Early on, the HECSA members discussed the kind of projects they wanted to participate in to advance higher education in San Antonio.  Minutes from an early HECSA meeting offered the following possibilities: 

  • Combine to offer international student orientation

  • Conduct major higher education symposia

  • Participate in inter-library projects

  • Promote engineering programs

  • Work together to recruit more minority students

  • Establish a cable tv link/inter-connection between all higher education institutions with public service announcements and common advertising

The cable tv idea resonated with HECSA members.  Now known as “inTV,” The Education Channel serves cable customers in the San Antonio area with educational programming. Programs include distance learning courses offered by colleges and universities, original programming from universities and K-12 schools as well as arts, news, weather and information and calendar information for all the HECSA member institutions.  inTV can be found on Time Warner Cable channel 98 and Grande Cable channel 21.  More information about inTV and a schedule of programs can be found here.

HECSA commissioned an updated economic impact brochure in 2004.  Enrollment city-wide had grown to 101,171 and the economic impact of higher education institutions on San Antonio was $2.2 billion, representing three percent of the local economy.
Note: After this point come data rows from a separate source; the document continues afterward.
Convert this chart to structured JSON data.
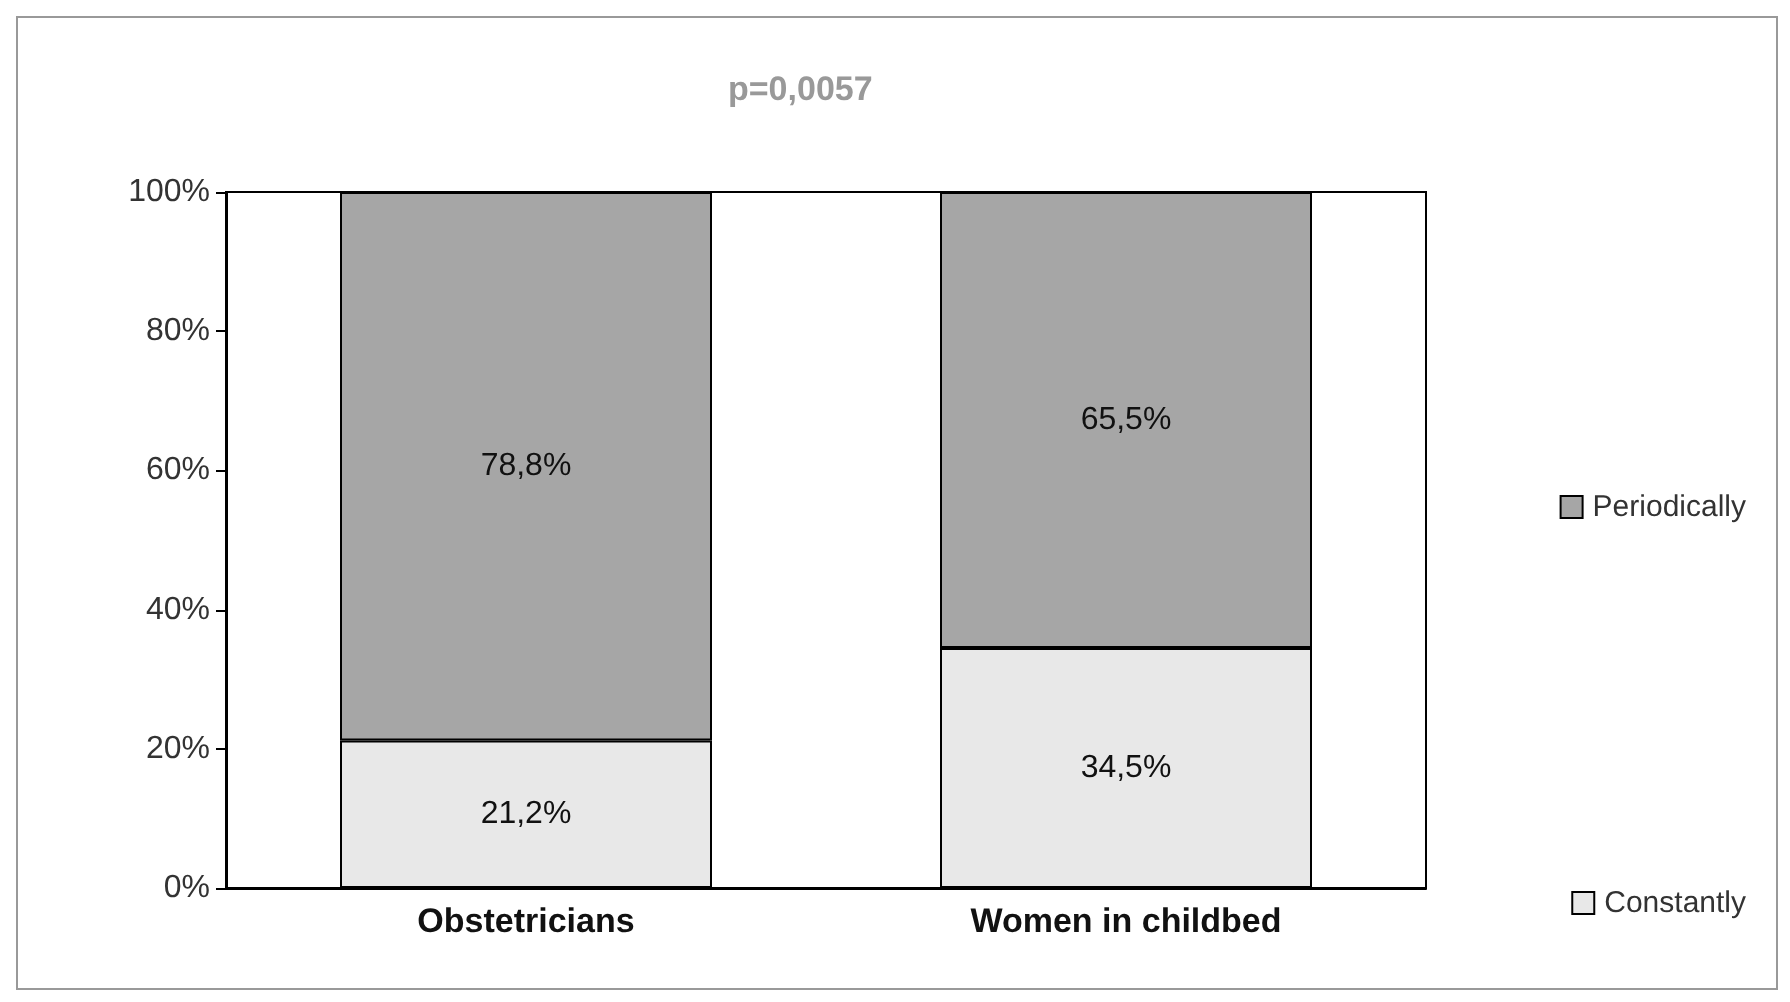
{
  "chart_data": {
    "type": "bar",
    "title": "p=0,0057",
    "categories": [
      "Obstetricians",
      "Women in childbed"
    ],
    "stacked": true,
    "series": [
      {
        "name": "Constantly",
        "color": "#e8e8e8",
        "values": [
          21.2,
          34.5
        ],
        "value_labels": [
          "21,2%",
          "34,5%"
        ]
      },
      {
        "name": "Periodically",
        "color": "#a6a6a6",
        "values": [
          78.8,
          65.5
        ],
        "value_labels": [
          "78,8%",
          "65,5%"
        ]
      }
    ],
    "ylim": [
      0,
      100
    ],
    "yticks": [
      {
        "value": 0,
        "label": "0%"
      },
      {
        "value": 20,
        "label": "20%"
      },
      {
        "value": 40,
        "label": "40%"
      },
      {
        "value": 60,
        "label": "60%"
      },
      {
        "value": 80,
        "label": "80%"
      },
      {
        "value": 100,
        "label": "100%"
      }
    ],
    "grid": false,
    "legend": "right"
  }
}
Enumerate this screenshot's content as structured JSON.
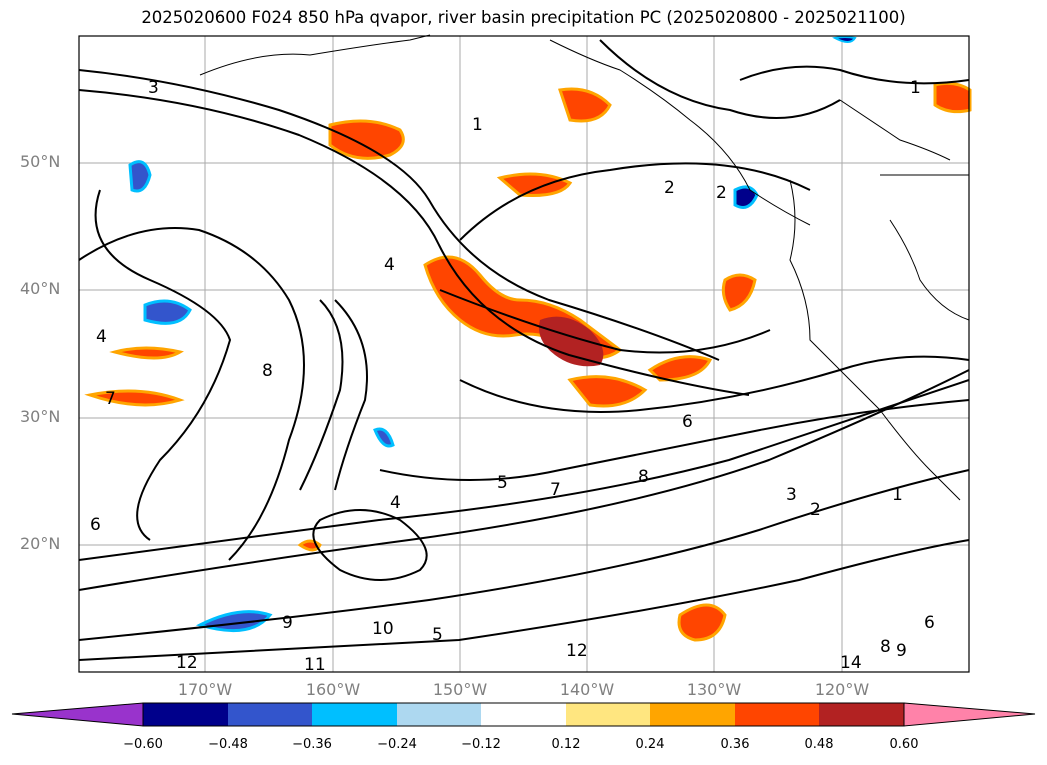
{
  "title": "2025020600 F024 850 hPa qvapor, river basin precipitation PC (2025020800 - 2025021100)",
  "lat_labels": [
    "50°N",
    "40°N",
    "30°N",
    "20°N"
  ],
  "lon_labels": [
    "170°W",
    "160°W",
    "150°W",
    "140°W",
    "130°W",
    "120°W"
  ],
  "contour_labels": [
    "3",
    "1",
    "2",
    "2",
    "4",
    "4",
    "8",
    "7",
    "6",
    "5",
    "7",
    "6",
    "8",
    "3",
    "2",
    "1",
    "9",
    "10",
    "12",
    "12",
    "11",
    "14",
    "8",
    "9",
    "6",
    "4",
    "5",
    "1"
  ],
  "colorbar": {
    "ticks": [
      "−0.60",
      "−0.48",
      "−0.36",
      "−0.24",
      "−0.12",
      "0.12",
      "0.24",
      "0.36",
      "0.48",
      "0.60"
    ],
    "colors": [
      "#9933cc",
      "#00008b",
      "#3355cc",
      "#00bfff",
      "#add8f0",
      "#ffffff",
      "#ffe680",
      "#ffa500",
      "#ff4500",
      "#b22222",
      "#ff82a9"
    ]
  }
}
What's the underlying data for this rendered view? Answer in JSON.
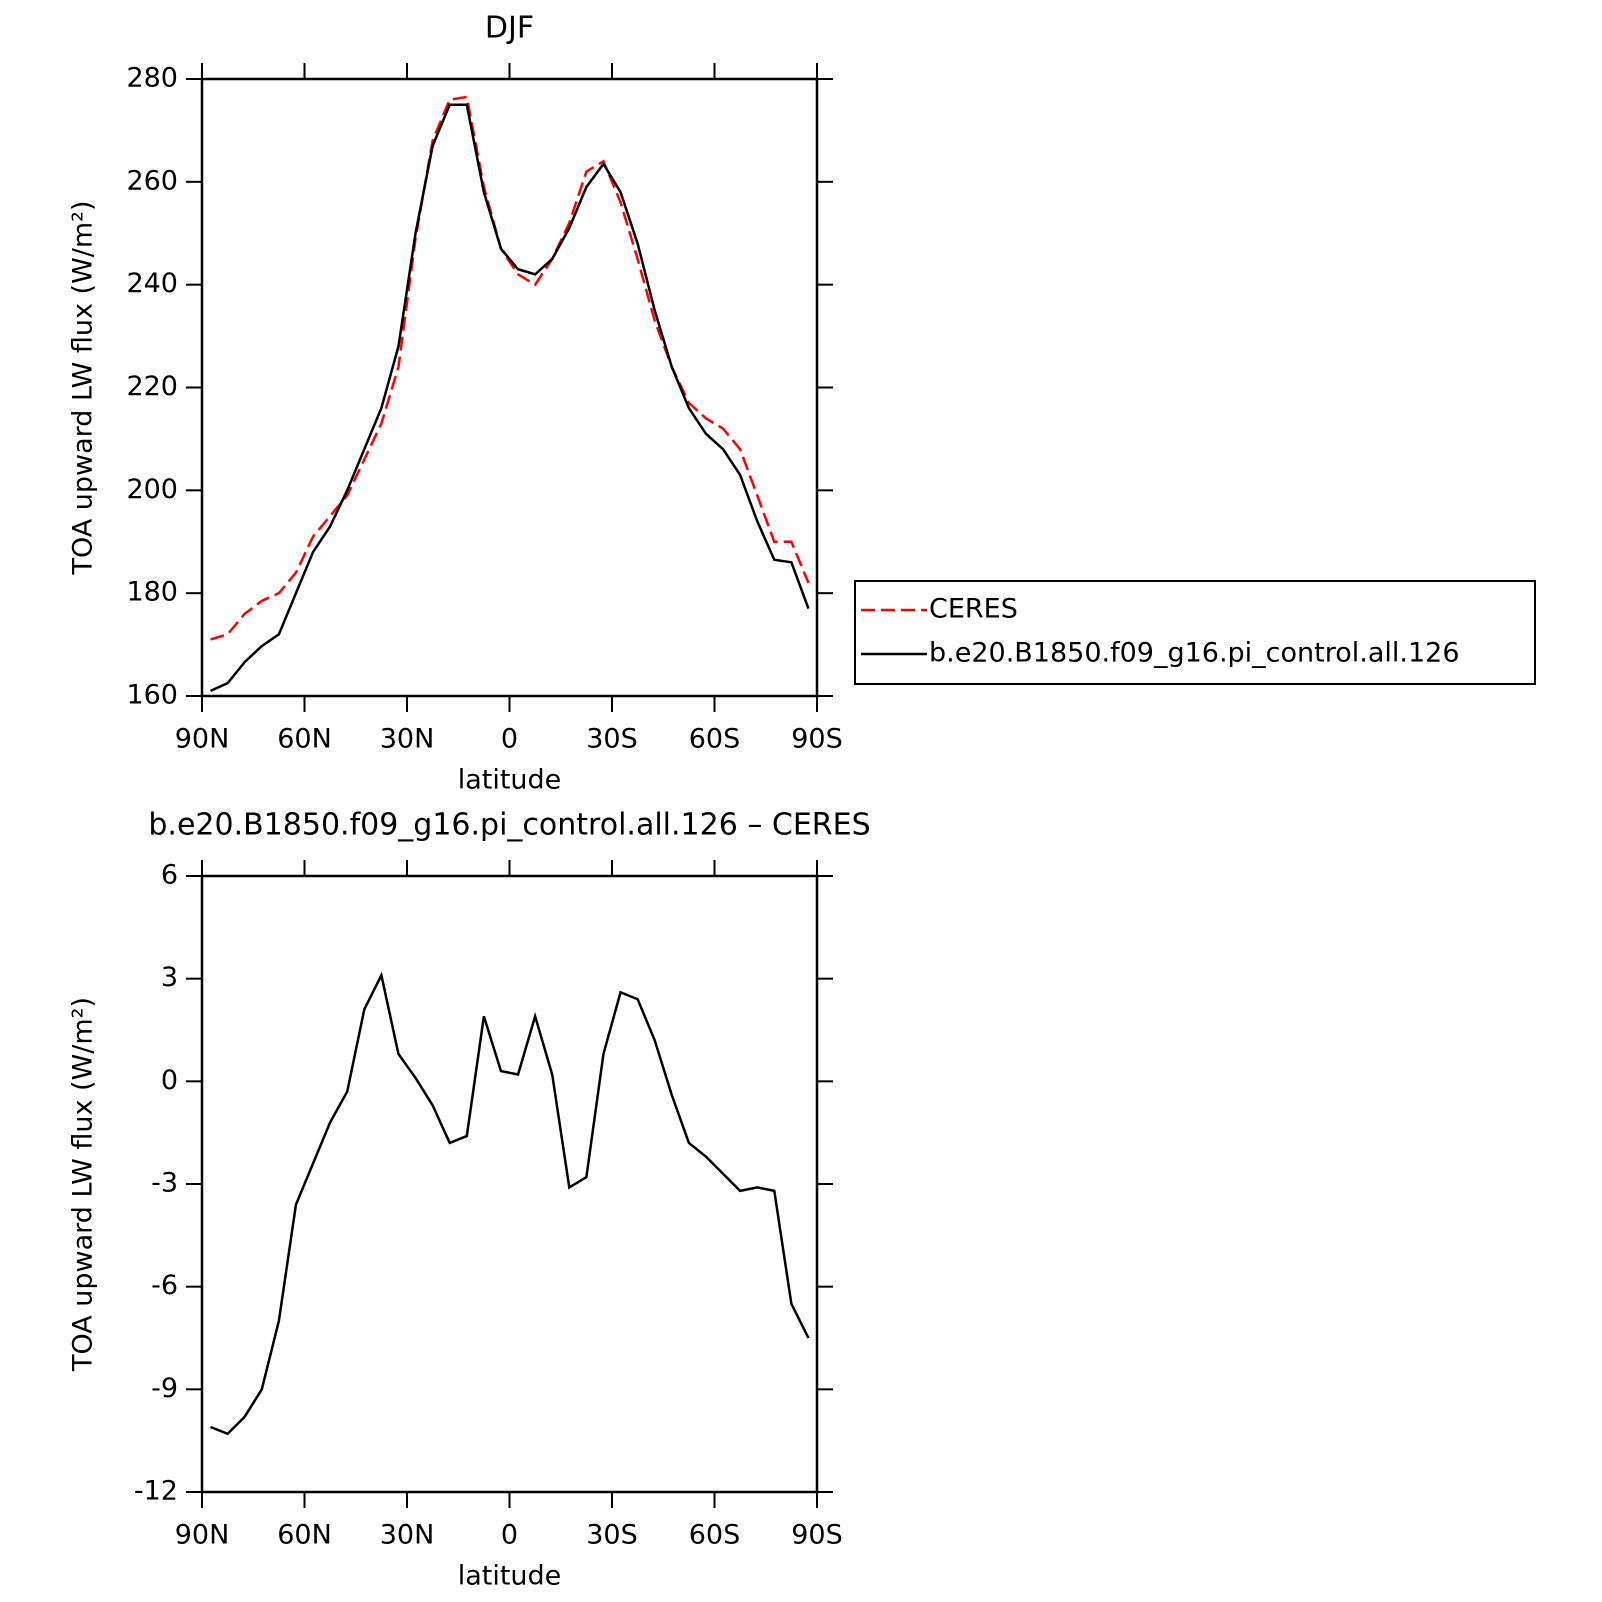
{
  "chart_data": [
    {
      "type": "line",
      "title": "DJF",
      "xlabel": "latitude",
      "ylabel": "TOA upward LW flux (W/m²)",
      "x": [
        87.5,
        82.5,
        77.5,
        72.5,
        67.5,
        62.5,
        57.5,
        52.5,
        47.5,
        42.5,
        37.5,
        32.5,
        27.5,
        22.5,
        17.5,
        12.5,
        7.5,
        2.5,
        -2.5,
        -7.5,
        -12.5,
        -17.5,
        -22.5,
        -27.5,
        -32.5,
        -37.5,
        -42.5,
        -47.5,
        -52.5,
        -57.5,
        -62.5,
        -67.5,
        -72.5,
        -77.5,
        -82.5,
        -87.5
      ],
      "series": [
        {
          "name": "CERES",
          "color": "#ff0000",
          "dash": "dashed",
          "values": [
            171,
            172,
            176,
            178.5,
            180,
            184,
            191,
            195,
            199,
            206,
            213,
            224,
            249,
            268,
            276,
            276.5,
            259,
            247,
            242,
            240,
            245,
            252,
            262,
            264,
            256,
            245,
            233,
            224,
            217,
            214,
            212,
            208,
            199,
            190,
            190,
            182
          ]
        },
        {
          "name": "b.e20.B1850.f09_g16.pi_control.all.126",
          "color": "#000000",
          "dash": "solid",
          "values": [
            161,
            162.5,
            166.6,
            169.7,
            172,
            180,
            188,
            193,
            200,
            208,
            216,
            228,
            250,
            267,
            275,
            275,
            258,
            247,
            243,
            242,
            245,
            251,
            259,
            263.5,
            258,
            248,
            235,
            224,
            216,
            211,
            208,
            203,
            194,
            186.5,
            186,
            177
          ]
        }
      ],
      "xlim": [
        90,
        -90
      ],
      "xticks": [
        {
          "value": 90,
          "label": "90N"
        },
        {
          "value": 60,
          "label": "60N"
        },
        {
          "value": 30,
          "label": "30N"
        },
        0,
        {
          "value": -30,
          "label": "30S"
        },
        {
          "value": -60,
          "label": "60S"
        },
        {
          "value": -90,
          "label": "90S"
        }
      ],
      "ylim": [
        160,
        280
      ],
      "yticks": [
        160,
        180,
        200,
        220,
        240,
        260,
        280
      ],
      "legend": "right"
    },
    {
      "type": "line",
      "title": "b.e20.B1850.f09_g16.pi_control.all.126 – CERES",
      "xlabel": "latitude",
      "ylabel": "TOA upward LW flux (W/m²)",
      "x": [
        87.5,
        82.5,
        77.5,
        72.5,
        67.5,
        62.5,
        57.5,
        52.5,
        47.5,
        42.5,
        37.5,
        32.5,
        27.5,
        22.5,
        17.5,
        12.5,
        7.5,
        2.5,
        -2.5,
        -7.5,
        -12.5,
        -17.5,
        -22.5,
        -27.5,
        -32.5,
        -37.5,
        -42.5,
        -47.5,
        -52.5,
        -57.5,
        -62.5,
        -67.5,
        -72.5,
        -77.5,
        -82.5,
        -87.5
      ],
      "series": [
        {
          "color": "#000000",
          "dash": "solid",
          "values": [
            -10.1,
            -10.3,
            -9.8,
            -9,
            -7,
            -3.6,
            -2.4,
            -1.2,
            -0.3,
            2.1,
            3.1,
            0.8,
            0.1,
            -0.7,
            -1.8,
            -1.6,
            1.9,
            0.3,
            0.2,
            1.9,
            0.2,
            -3.1,
            -2.8,
            0.8,
            2.6,
            2.4,
            1.2,
            -0.4,
            -1.8,
            -2.2,
            -2.7,
            -3.2,
            -3.1,
            -3.2,
            -6.5,
            -7.5
          ]
        }
      ],
      "xlim": [
        90,
        -90
      ],
      "xticks": [
        {
          "value": 90,
          "label": "90N"
        },
        {
          "value": 60,
          "label": "60N"
        },
        {
          "value": 30,
          "label": "30N"
        },
        0,
        {
          "value": -30,
          "label": "30S"
        },
        {
          "value": -60,
          "label": "60S"
        },
        {
          "value": -90,
          "label": "90S"
        }
      ],
      "ylim": [
        -12,
        6
      ],
      "yticks": [
        -12,
        -9,
        -6,
        -3,
        0,
        3,
        6
      ]
    }
  ]
}
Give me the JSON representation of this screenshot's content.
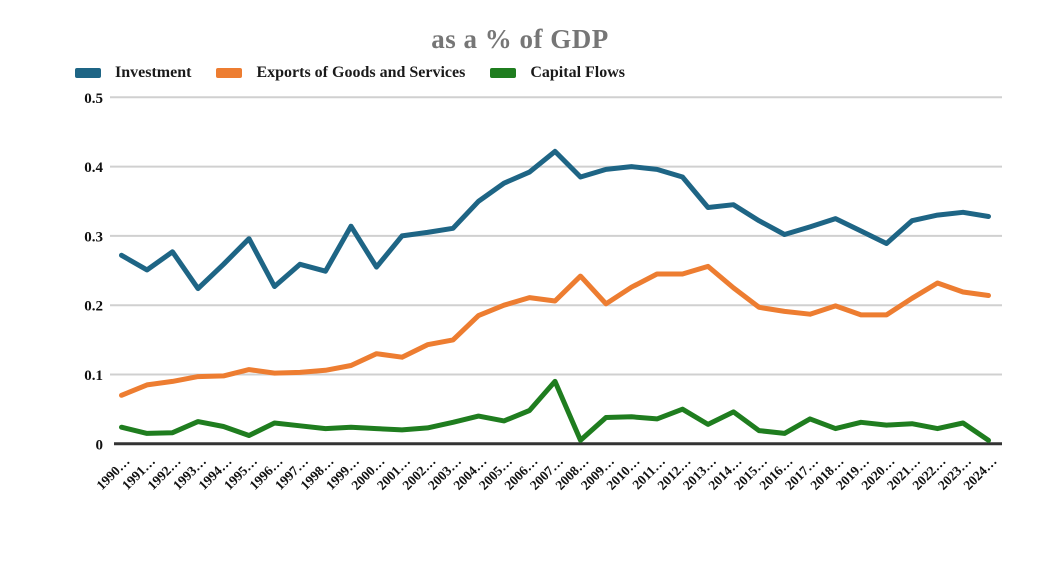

Collaborating with business and industry for economic development is a new focus for HECSA.  In 2010, HECSA participated with the Texas Higher Education Coordinating Board, State Representative Joaquin Castro and the Alamo Colleges in the Higher Education Regional Economic Development meeting, where higher education presidents and local business/industry leaders met to discuss how to better collaborate for the good of San Antonio.   A task force of HECSA members was subsequently convened to advance the discussion and collaboration.